Mama ist zum ersten Mal nach Großmama Struves Tod wieder in Dresden, und ich
merke, daß es sie sehr bewegt. Wir waren heute früh auf dem Kirchhof und
besahen dann nochmal das schöne, alte Struvesche Haus in der Wiener Straße. An
der Bahn waren Rudi, Alexander Struve, Paul Stübel und Gretchen Schröber. Am
ersten Tag mittags, als wir in den Table-d’hôte-Saal gingen, übersahen wir die
lange Tafel, und Mama sagte zu mir, daß Rudi zwischen uns sitzen sollte. Ich
weiß nicht, ob er es verstanden hatte. Jedenfalls strebte er voran und setzte
sich sofort neben eine auffallende, interessant aussehende Frau, dann kam ich,
dann Mama. Kaum saßen wir, als Rudi schon die dunkle Dame anredete. Er hatte
sie aus der Oper wiedererkannt, und es war die italienische Ballettmeisterin.

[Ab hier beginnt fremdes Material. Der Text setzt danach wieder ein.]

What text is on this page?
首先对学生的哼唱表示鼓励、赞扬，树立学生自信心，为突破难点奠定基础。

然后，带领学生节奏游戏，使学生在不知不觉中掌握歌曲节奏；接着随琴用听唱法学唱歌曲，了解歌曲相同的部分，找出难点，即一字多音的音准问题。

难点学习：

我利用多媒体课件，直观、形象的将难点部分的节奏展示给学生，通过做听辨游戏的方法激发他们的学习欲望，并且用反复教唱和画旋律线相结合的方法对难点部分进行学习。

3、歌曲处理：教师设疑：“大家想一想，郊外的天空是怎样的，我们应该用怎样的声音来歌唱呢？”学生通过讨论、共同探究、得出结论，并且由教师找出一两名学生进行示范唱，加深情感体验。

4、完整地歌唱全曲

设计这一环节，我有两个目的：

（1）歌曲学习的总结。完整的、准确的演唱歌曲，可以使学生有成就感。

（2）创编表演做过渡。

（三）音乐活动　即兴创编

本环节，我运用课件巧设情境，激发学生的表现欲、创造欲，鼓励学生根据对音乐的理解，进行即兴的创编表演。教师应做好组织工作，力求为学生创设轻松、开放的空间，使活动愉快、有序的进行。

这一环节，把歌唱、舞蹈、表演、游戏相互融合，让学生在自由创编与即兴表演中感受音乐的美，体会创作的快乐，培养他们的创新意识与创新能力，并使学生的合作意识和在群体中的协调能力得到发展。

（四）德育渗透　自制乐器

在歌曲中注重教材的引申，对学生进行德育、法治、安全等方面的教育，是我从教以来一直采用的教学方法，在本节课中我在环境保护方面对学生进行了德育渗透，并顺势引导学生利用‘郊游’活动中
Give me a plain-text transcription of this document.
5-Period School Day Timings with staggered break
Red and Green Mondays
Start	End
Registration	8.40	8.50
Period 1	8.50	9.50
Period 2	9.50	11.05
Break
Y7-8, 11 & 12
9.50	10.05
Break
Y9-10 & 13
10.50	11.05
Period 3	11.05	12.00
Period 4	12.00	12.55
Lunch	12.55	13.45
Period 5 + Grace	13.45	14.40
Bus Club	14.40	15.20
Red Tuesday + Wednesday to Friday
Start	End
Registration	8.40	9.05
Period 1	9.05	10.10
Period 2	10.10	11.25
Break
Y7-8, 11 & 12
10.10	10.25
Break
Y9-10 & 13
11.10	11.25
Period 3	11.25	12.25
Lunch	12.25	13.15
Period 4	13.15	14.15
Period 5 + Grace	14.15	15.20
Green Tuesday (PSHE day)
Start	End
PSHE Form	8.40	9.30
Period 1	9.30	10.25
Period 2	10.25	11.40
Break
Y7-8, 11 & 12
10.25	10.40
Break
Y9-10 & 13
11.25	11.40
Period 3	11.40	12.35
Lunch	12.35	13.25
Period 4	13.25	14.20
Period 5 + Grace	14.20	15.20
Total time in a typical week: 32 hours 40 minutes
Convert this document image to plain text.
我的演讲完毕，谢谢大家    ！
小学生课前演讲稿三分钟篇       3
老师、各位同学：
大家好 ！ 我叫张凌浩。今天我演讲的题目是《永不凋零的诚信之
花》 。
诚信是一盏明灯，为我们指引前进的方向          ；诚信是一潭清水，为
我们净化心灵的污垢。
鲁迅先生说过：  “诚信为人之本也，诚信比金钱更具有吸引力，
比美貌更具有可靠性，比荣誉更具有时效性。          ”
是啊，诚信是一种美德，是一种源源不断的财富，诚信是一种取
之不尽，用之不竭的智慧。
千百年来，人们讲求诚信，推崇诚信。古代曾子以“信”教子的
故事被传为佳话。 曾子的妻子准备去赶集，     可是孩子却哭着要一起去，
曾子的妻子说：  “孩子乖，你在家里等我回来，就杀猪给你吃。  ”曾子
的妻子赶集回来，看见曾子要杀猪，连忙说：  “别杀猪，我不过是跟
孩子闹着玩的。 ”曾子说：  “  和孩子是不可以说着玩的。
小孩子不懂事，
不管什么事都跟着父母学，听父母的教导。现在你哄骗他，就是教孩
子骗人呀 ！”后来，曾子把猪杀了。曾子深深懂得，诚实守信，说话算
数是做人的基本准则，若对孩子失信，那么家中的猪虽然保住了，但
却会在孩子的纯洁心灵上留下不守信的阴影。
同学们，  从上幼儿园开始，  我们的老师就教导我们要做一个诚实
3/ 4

Er sprach sofort italienisch mit ihr. Ich würde gar nichts dabei
gefunden haben, wenn er sich nur zwischendurch auch mal mit mir unterhalten
hätte! Aber das geschah keineswegs. Mama war zum Schluß sehr böse, und ich
beruhigte sie nach besten Kräften. Ich bin schon so gut angelernt, daß ich gar
nichts von ihm erwarte, und dieses fand ich beinahe selbstverständlich, da er
so gern italienisch spricht.
Am anderen Morgen kamen die
Besichtigungen der Etagen. Es kamen drei in Frage, und wir mieteten das
Parterre der Liebigstraße 16. Das Haus hat zwei Stockwerke und liegt frei im
Garten, in dem wir eine Laube für uns haben. Es sind sechs Zimmer — nebst Bad,
Küche, Schrank- und Mädchenzimmer, alles groß und hell. — Beim Aussuchen der
Möbel kam Rudi sich mit Mama in die Haare. Er wollte keine Übergardinen,
sondern nur helle seidene. Ich schlug vor, er sollte das doch in seinem
Arbeitszimmer so machen, was er ja selbst einrichtet, und so wird es nun
werden.
Wir machten Besuche bei Rudis drei
Vorgesetzten: Geheimrat Woermann, Lehrs und von Seidlitz. Frau Woermann liebe
ich jetzt schon, sie wohnt ganz in unserer Nähe. — Dann besuchten wir Mamas
Vetter General von Hübel und Frau, und wir waren dann noch zum Tee bei ihnen.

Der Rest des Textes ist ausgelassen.